# Bretton Woods 12Jan15



## Edd (Jan 12, 2015)

It was the first day of the season for the lady and it was great. She loves BW and the conditions were confidence inspiring. It snowed the whole time we were there. I'm guessing 3-4" but I haven't checked what they claimed. 

Some pics:


----------



## 603Skier (Jan 12, 2015)

Nice was the tree skiing or glades in good shape.  Considering bw for this weekend.


----------



## Edd (Jan 12, 2015)

Didn't check but they were blowing snow on the steeper trails. I was in full hang-with-the-lady mode. The on-piste conditions were so good I wasn't exploring much.


----------



## jack97 (Jan 13, 2015)

603Skier said:


> Nice was the tree skiing or glades in good shape.  Considering bw for this weekend.



I was there this sunday 1/11. The glades at West are in good shape; Cherry Mountain and Wild West (the one at the left as you ride up the west quad lift). Jacob's ladder was closed for snow making  wild west on skiers right had soft snow while skier's left had stuff skied off since it a natural entry and bail from the groomed trail. Cherry Mountain had decent coverage in the middle but you had to take a slow first pass to find the exposed rocks. The sides still had non track snow that was a little on the crusty side. Glades from Agazzi to Avalon was hairy, narrow, slick and had expose run off or rocks. On one of them I was doing ok and then I saw an expose rock and I had to slide down just to stop, I forgot how narrow those trails are :/

I was having some much fun lapping those glades, I didn't bother with the others glade at rosebrook or stickney. 

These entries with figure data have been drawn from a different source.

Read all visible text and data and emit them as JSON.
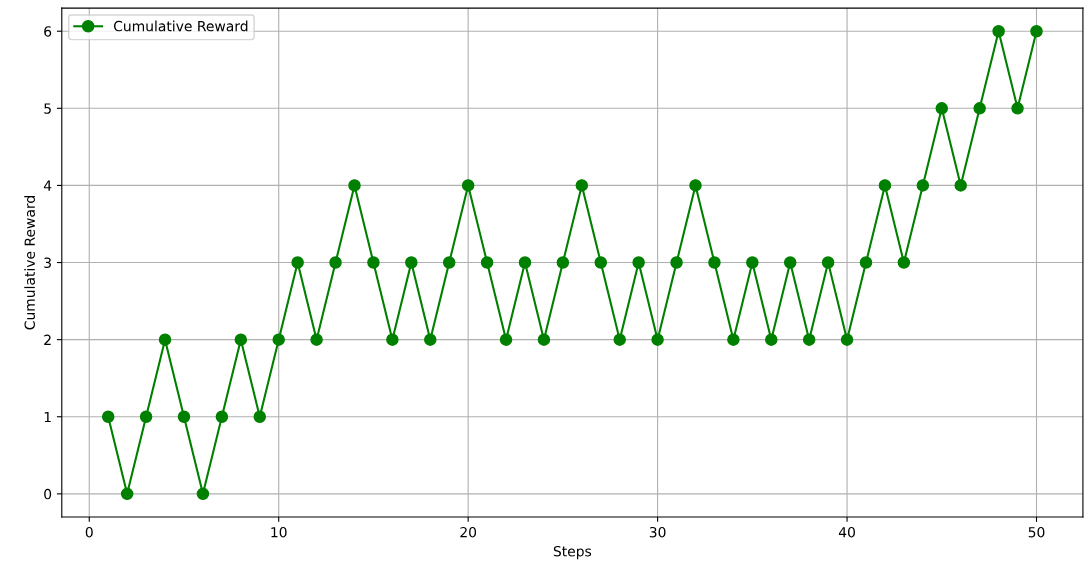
{
  "chart_data": {
    "type": "line",
    "xlabel": "Steps",
    "ylabel": "Cumulative Reward",
    "x": [
      1,
      2,
      3,
      4,
      5,
      6,
      7,
      8,
      9,
      10,
      11,
      12,
      13,
      14,
      15,
      16,
      17,
      18,
      19,
      20,
      21,
      22,
      23,
      24,
      25,
      26,
      27,
      28,
      29,
      30,
      31,
      32,
      33,
      34,
      35,
      36,
      37,
      38,
      39,
      40,
      41,
      42,
      43,
      44,
      45,
      46,
      47,
      48,
      49,
      50
    ],
    "series": [
      {
        "name": "Cumulative Reward",
        "color": "#008000",
        "values": [
          1,
          0,
          1,
          2,
          1,
          0,
          1,
          2,
          1,
          2,
          3,
          2,
          3,
          4,
          3,
          2,
          3,
          2,
          3,
          4,
          3,
          2,
          3,
          2,
          3,
          4,
          3,
          2,
          3,
          2,
          3,
          4,
          3,
          2,
          3,
          2,
          3,
          2,
          3,
          2,
          3,
          4,
          3,
          4,
          5,
          4,
          5,
          6,
          5,
          6
        ]
      }
    ],
    "xlim": [
      -1.45,
      52.45
    ],
    "ylim": [
      -0.3,
      6.3
    ],
    "xticks": [
      0,
      10,
      20,
      30,
      40,
      50
    ],
    "yticks": [
      0,
      1,
      2,
      3,
      4,
      5,
      6
    ],
    "grid": true,
    "legend": "top left",
    "marker": "circle",
    "line_style": "solid"
  }
}
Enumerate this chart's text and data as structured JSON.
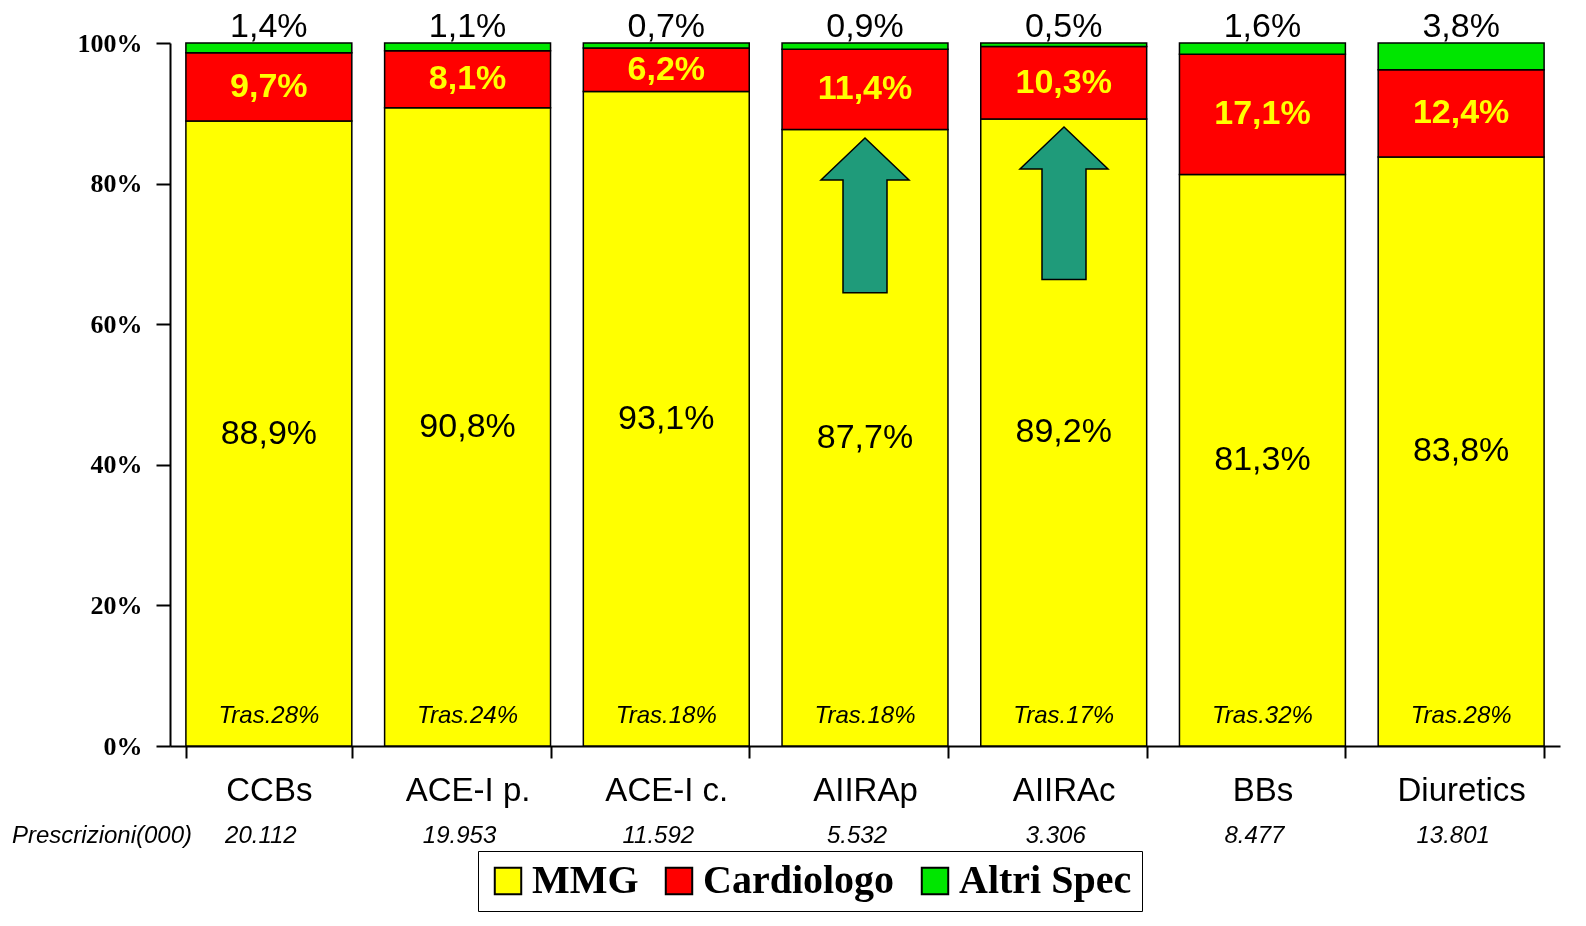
{
  "chart_data": {
    "type": "bar",
    "stacked": true,
    "categories": [
      "CCBs",
      "ACE-I p.",
      "ACE-I c.",
      "AIIRAp",
      "AIIRAc",
      "BBs",
      "Diuretics"
    ],
    "series": [
      {
        "name": "MMG",
        "color": "#ffff00",
        "values": [
          88.9,
          90.8,
          93.1,
          87.7,
          89.2,
          81.3,
          83.8
        ],
        "value_labels": [
          "88,9%",
          "90,8%",
          "93,1%",
          "87,7%",
          "89,2%",
          "81,3%",
          "83,8%"
        ]
      },
      {
        "name": "Cardiologo",
        "color": "#ff0000",
        "values": [
          9.7,
          8.1,
          6.2,
          11.4,
          10.3,
          17.1,
          12.4
        ],
        "value_labels": [
          "9,7%",
          "8,1%",
          "6,2%",
          "11,4%",
          "10,3%",
          "17,1%",
          "12,4%"
        ]
      },
      {
        "name": "Altri Spec",
        "color": "#00e600",
        "values": [
          1.4,
          1.1,
          0.7,
          0.9,
          0.5,
          1.6,
          3.8
        ],
        "value_labels": [
          "1,4%",
          "1,1%",
          "0,7%",
          "0,9%",
          "0,5%",
          "1,6%",
          "3,8%"
        ]
      }
    ],
    "ylim": [
      0,
      100
    ],
    "yticks": [
      {
        "value": 0,
        "label": "0%"
      },
      {
        "value": 20,
        "label": "20%"
      },
      {
        "value": 40,
        "label": "40%"
      },
      {
        "value": 60,
        "label": "60%"
      },
      {
        "value": 80,
        "label": "80%"
      },
      {
        "value": 100,
        "label": "100%"
      }
    ],
    "grid": false,
    "legend": "bottom",
    "annotations": [
      "Tras.28%",
      "Tras.24%",
      "Tras.18%",
      "Tras.18%",
      "Tras.17%",
      "Tras.32%",
      "Tras.28%",
      "Prescrizioni(000)",
      "20.112",
      "19.953",
      "11.592",
      "5.532",
      "3.306",
      "8.477",
      "13.801"
    ]
  }
}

Should be in decent shape even if the place got some lite dusting over that past few days.


----------



## Smellytele (Jan 13, 2015)

First picture looks like you should be cross-country skiing that. I can't tell which way is up and which way is down. Is that an Escher picture?


----------



## yeggous (Jan 13, 2015)

Smellytele said:


> First picture looks like you should be cross-country skiing that. I can't tell which way is up and which way is down. Is that an Escher picture?

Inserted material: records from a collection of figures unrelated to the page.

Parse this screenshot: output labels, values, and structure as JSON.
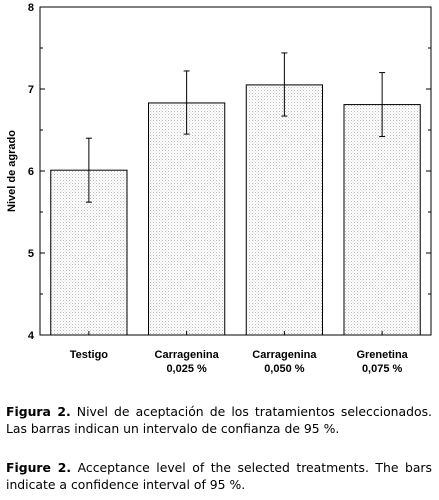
{
  "chart_data": {
    "type": "bar",
    "ylabel": "Nivel de agrado",
    "xlabel": "",
    "ylim": [
      4,
      8
    ],
    "yticks": [
      4,
      5,
      6,
      7,
      8
    ],
    "grid": false,
    "categories": [
      {
        "line1": "Testigo",
        "line2": ""
      },
      {
        "line1": "Carragenina",
        "line2": "0,025 %"
      },
      {
        "line1": "Carragenina",
        "line2": "0,050 %"
      },
      {
        "line1": "Grenetina",
        "line2": "0,075 %"
      }
    ],
    "values": [
      6.01,
      6.83,
      7.05,
      6.81
    ],
    "error_low": [
      5.62,
      6.45,
      6.67,
      6.42
    ],
    "error_high": [
      6.4,
      7.22,
      7.44,
      7.2
    ],
    "bar_fill": "#eeeeee",
    "bar_stroke": "#000000"
  },
  "caption_es": {
    "label": "Figura 2.",
    "text": "Nivel de aceptación de los tratamientos seleccionados. Las barras indican un intervalo de confianza de 95 %."
  },
  "caption_en": {
    "label": "Figure 2.",
    "text": "Acceptance level of the selected treatments. The bars indicate a confidence interval of 95 %."
  }
}
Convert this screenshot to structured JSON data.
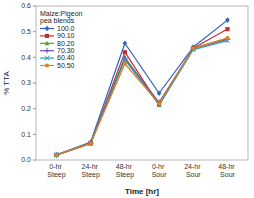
{
  "chart_data": {
    "type": "line",
    "title": "Maize:Pigeon\npea blends",
    "xlabel": "Time [hr]",
    "ylabel": "% TTA",
    "categories": [
      "0-hr Steep",
      "24-hr Steep",
      "48-hr Steep",
      "0-hr Sour",
      "24-hr Sour",
      "48-hr Sour"
    ],
    "series": [
      {
        "name": "100.0",
        "color": "#3060c0",
        "marker": "diamond",
        "values": [
          0.02,
          0.07,
          0.455,
          0.26,
          0.44,
          0.545
        ]
      },
      {
        "name": "90.10",
        "color": "#c03030",
        "marker": "square",
        "values": [
          0.02,
          0.065,
          0.42,
          0.215,
          0.435,
          0.51
        ]
      },
      {
        "name": "80.20",
        "color": "#50a030",
        "marker": "triangle",
        "values": [
          0.02,
          0.065,
          0.4,
          0.215,
          0.435,
          0.475
        ]
      },
      {
        "name": "70.30",
        "color": "#7050b0",
        "marker": "plus",
        "values": [
          0.02,
          0.065,
          0.395,
          0.225,
          0.435,
          0.47
        ]
      },
      {
        "name": "60.40",
        "color": "#30a0b0",
        "marker": "x",
        "values": [
          0.02,
          0.065,
          0.39,
          0.215,
          0.43,
          0.465
        ]
      },
      {
        "name": "50.50",
        "color": "#e08020",
        "marker": "circle",
        "values": [
          0.02,
          0.065,
          0.375,
          0.22,
          0.435,
          0.475
        ]
      }
    ],
    "ylim": [
      0,
      0.6
    ],
    "yticks": [
      {
        "value": 0,
        "label": "0.0"
      },
      0.1,
      0.2,
      0.3,
      0.4,
      0.5,
      0.6
    ],
    "legend": "upper left",
    "grid": false
  }
}
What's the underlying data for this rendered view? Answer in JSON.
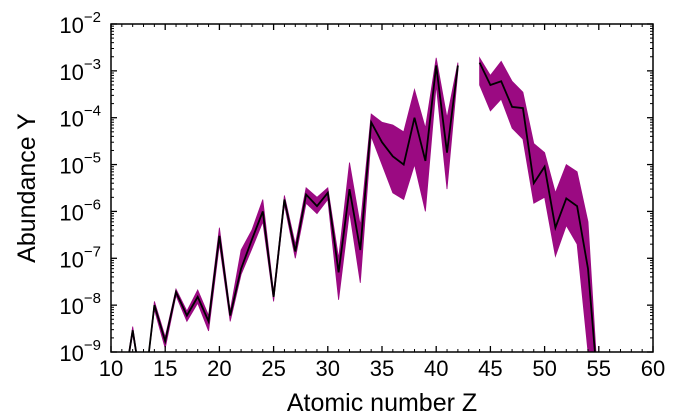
{
  "chart_data": {
    "type": "line",
    "title": "",
    "xlabel": "Atomic number Z",
    "ylabel": "Abundance Y",
    "xlim": [
      10,
      60
    ],
    "ylim": [
      1e-09,
      0.01
    ],
    "yscale": "log",
    "grid": false,
    "x_ticks": [
      "10",
      "15",
      "20",
      "25",
      "30",
      "35",
      "40",
      "45",
      "50",
      "55",
      "60"
    ],
    "y_ticks": [
      {
        "base": "10",
        "exp": "−9"
      },
      {
        "base": "10",
        "exp": "−8"
      },
      {
        "base": "10",
        "exp": "−7"
      },
      {
        "base": "10",
        "exp": "−6"
      },
      {
        "base": "10",
        "exp": "−5"
      },
      {
        "base": "10",
        "exp": "−4"
      },
      {
        "base": "10",
        "exp": "−3"
      },
      {
        "base": "10",
        "exp": "−2"
      }
    ],
    "series": [
      {
        "line_color": "#000000",
        "band_color": "#9b0a82",
        "segments": [
          [
            {
              "x": 11,
              "y": 1e-10,
              "lo": 1e-10,
              "hi": 1e-10
            },
            {
              "x": 12,
              "y": 2.9e-09,
              "lo": 2.4e-09,
              "hi": 3.5e-09
            },
            {
              "x": 13,
              "y": 1e-10,
              "lo": 1e-10,
              "hi": 1e-10
            },
            {
              "x": 14,
              "y": 1e-08,
              "lo": 8e-09,
              "hi": 1.2e-08
            },
            {
              "x": 15,
              "y": 1.7e-09,
              "lo": 1.2e-09,
              "hi": 2.1e-09
            },
            {
              "x": 16,
              "y": 1.9e-08,
              "lo": 1.6e-08,
              "hi": 2.2e-08
            },
            {
              "x": 17,
              "y": 6e-09,
              "lo": 4.5e-09,
              "hi": 7.5e-09
            },
            {
              "x": 18,
              "y": 1.5e-08,
              "lo": 1.1e-08,
              "hi": 2.1e-08
            },
            {
              "x": 19,
              "y": 4.5e-09,
              "lo": 2.8e-09,
              "hi": 6e-09
            },
            {
              "x": 20,
              "y": 3e-07,
              "lo": 2e-07,
              "hi": 4.5e-07
            },
            {
              "x": 21,
              "y": 6e-09,
              "lo": 4.5e-09,
              "hi": 7.5e-09
            },
            {
              "x": 22,
              "y": 6e-08,
              "lo": 4.5e-08,
              "hi": 1.5e-07
            },
            {
              "x": 23,
              "y": 2.5e-07,
              "lo": 1.6e-07,
              "hi": 4e-07
            },
            {
              "x": 24,
              "y": 1e-06,
              "lo": 6e-07,
              "hi": 1.8e-06
            },
            {
              "x": 25,
              "y": 1.5e-08,
              "lo": 1.2e-08,
              "hi": 1.9e-08
            },
            {
              "x": 26,
              "y": 1.8e-06,
              "lo": 1.4e-06,
              "hi": 2.2e-06
            },
            {
              "x": 27,
              "y": 1.4e-07,
              "lo": 1e-07,
              "hi": 2e-07
            },
            {
              "x": 28,
              "y": 2.3e-06,
              "lo": 1.5e-06,
              "hi": 3.2e-06
            },
            {
              "x": 29,
              "y": 1.3e-06,
              "lo": 9e-07,
              "hi": 2e-06
            },
            {
              "x": 30,
              "y": 2.5e-06,
              "lo": 1.8e-06,
              "hi": 3.2e-06
            },
            {
              "x": 31,
              "y": 5e-08,
              "lo": 1.3e-08,
              "hi": 1e-07
            },
            {
              "x": 32,
              "y": 3e-06,
              "lo": 1e-06,
              "hi": 1.1e-05
            },
            {
              "x": 33,
              "y": 1.5e-07,
              "lo": 3e-08,
              "hi": 5e-07
            },
            {
              "x": 34,
              "y": 8e-05,
              "lo": 4e-05,
              "hi": 0.00012
            },
            {
              "x": 35,
              "y": 3e-05,
              "lo": 1e-05,
              "hi": 8e-05
            },
            {
              "x": 36,
              "y": 1.5e-05,
              "lo": 2.5e-06,
              "hi": 7e-05
            },
            {
              "x": 37,
              "y": 1e-05,
              "lo": 1.8e-06,
              "hi": 5e-05
            },
            {
              "x": 38,
              "y": 0.0001,
              "lo": 1e-05,
              "hi": 0.0004
            },
            {
              "x": 39,
              "y": 1.2e-05,
              "lo": 1e-06,
              "hi": 6e-05
            },
            {
              "x": 40,
              "y": 0.0013,
              "lo": 0.0005,
              "hi": 0.0019
            },
            {
              "x": 41,
              "y": 1.8e-05,
              "lo": 3e-06,
              "hi": 0.0001
            },
            {
              "x": 42,
              "y": 0.0013,
              "lo": 0.001,
              "hi": 0.0015
            }
          ],
          [
            {
              "x": 44,
              "y": 0.0015,
              "lo": 0.0005,
              "hi": 0.0019
            },
            {
              "x": 45,
              "y": 0.0005,
              "lo": 0.00014,
              "hi": 0.0008
            },
            {
              "x": 46,
              "y": 0.0006,
              "lo": 0.00025,
              "hi": 0.0016
            },
            {
              "x": 47,
              "y": 0.00017,
              "lo": 6e-05,
              "hi": 0.0006
            },
            {
              "x": 48,
              "y": 0.00016,
              "lo": 3.5e-05,
              "hi": 0.00035
            },
            {
              "x": 49,
              "y": 4e-06,
              "lo": 1.5e-06,
              "hi": 2.8e-05
            },
            {
              "x": 50,
              "y": 9e-06,
              "lo": 2e-06,
              "hi": 1.8e-05
            },
            {
              "x": 51,
              "y": 4.5e-07,
              "lo": 1.1e-07,
              "hi": 2.5e-06
            },
            {
              "x": 52,
              "y": 1.9e-06,
              "lo": 5e-07,
              "hi": 1e-05
            },
            {
              "x": 53,
              "y": 1.3e-06,
              "lo": 2e-07,
              "hi": 7e-06
            },
            {
              "x": 54,
              "y": 6e-08,
              "lo": 1e-09,
              "hi": 6e-07
            },
            {
              "x": 55,
              "y": 1e-10,
              "lo": 1e-10,
              "hi": 1e-10
            }
          ]
        ]
      }
    ]
  }
}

It's Bretton Woods. New Hampshire's only lift-serviced golf course.


Sent from my iPad using AlpineZone mobile app


----------



## Edd (Jan 13, 2015)

Smellytele said:


> First picture looks like you should be cross-country skiing that. I can't tell which way is up and which way is down. Is that an Escher picture?

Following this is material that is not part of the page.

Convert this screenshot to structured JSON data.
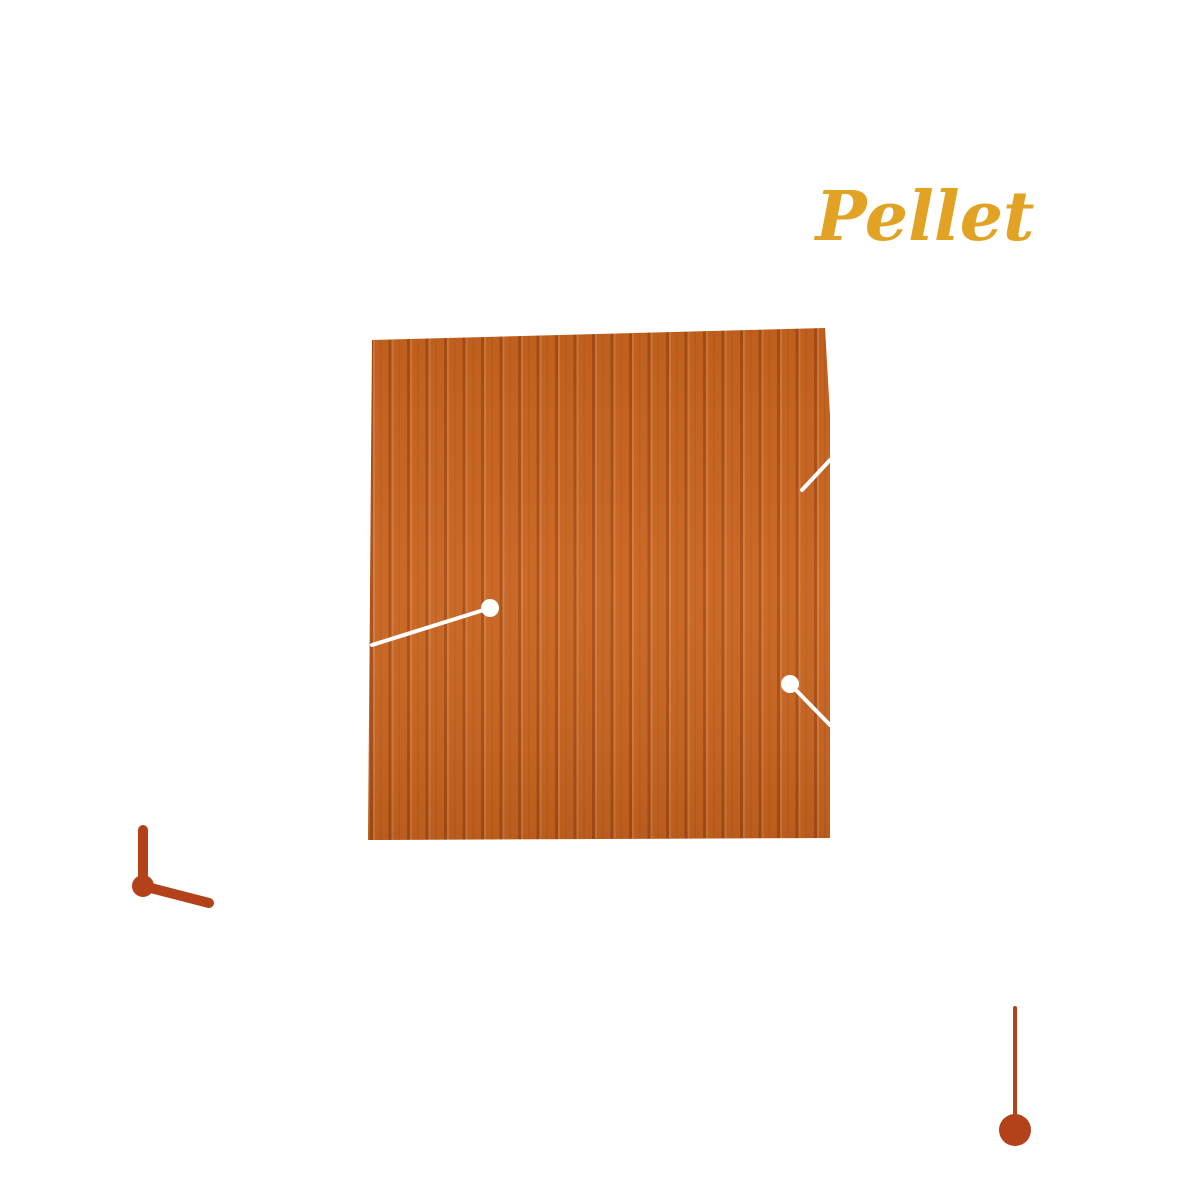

Seriously. Although, I've skinned up a couple of times. Doesn't feel like cross country then.


----------



## 603Skier (Jan 14, 2015)

jack97 said:


> I was there this sunday 1/11. The glades at West are in good shape; Cherry Mountain and Wild West (the one at the left as you ride up the west quad lift). Jacob's ladder was closed for snow making  wild west on skiers right had soft snow while skier's left had stuff skied off since it a natural entry and bail from the groomed trail. Cherry Mountain had decent coverage in the middle but you had to take a slow first pass to find the exposed rocks. The sides still had non track snow that was a little on the crusty side. Glades from Agazzi to Avalon was hairy, narrow, slick and had expose run off or rocks. On one of them I was doing ok and then I saw an expose rock and I had to slide down just to stop, I forgot how narrow those trails are :/
> 
> I was having some much fun lapping those glades, I didn't bother with the others glade at rosebrook or stickney.
> 
> Should be in decent shape even if the place got some lite dusting over that past few days.


Wow excellant report.  Sounds like you ski there regularly.  I enjoy Brett when I'm there.  I hope the conditions hold.  Weather wise it looks like it will hold til the weekend.  Now it's a toss up between bw and cardigan.  I really do appreciate the report!  Thanks man!


----------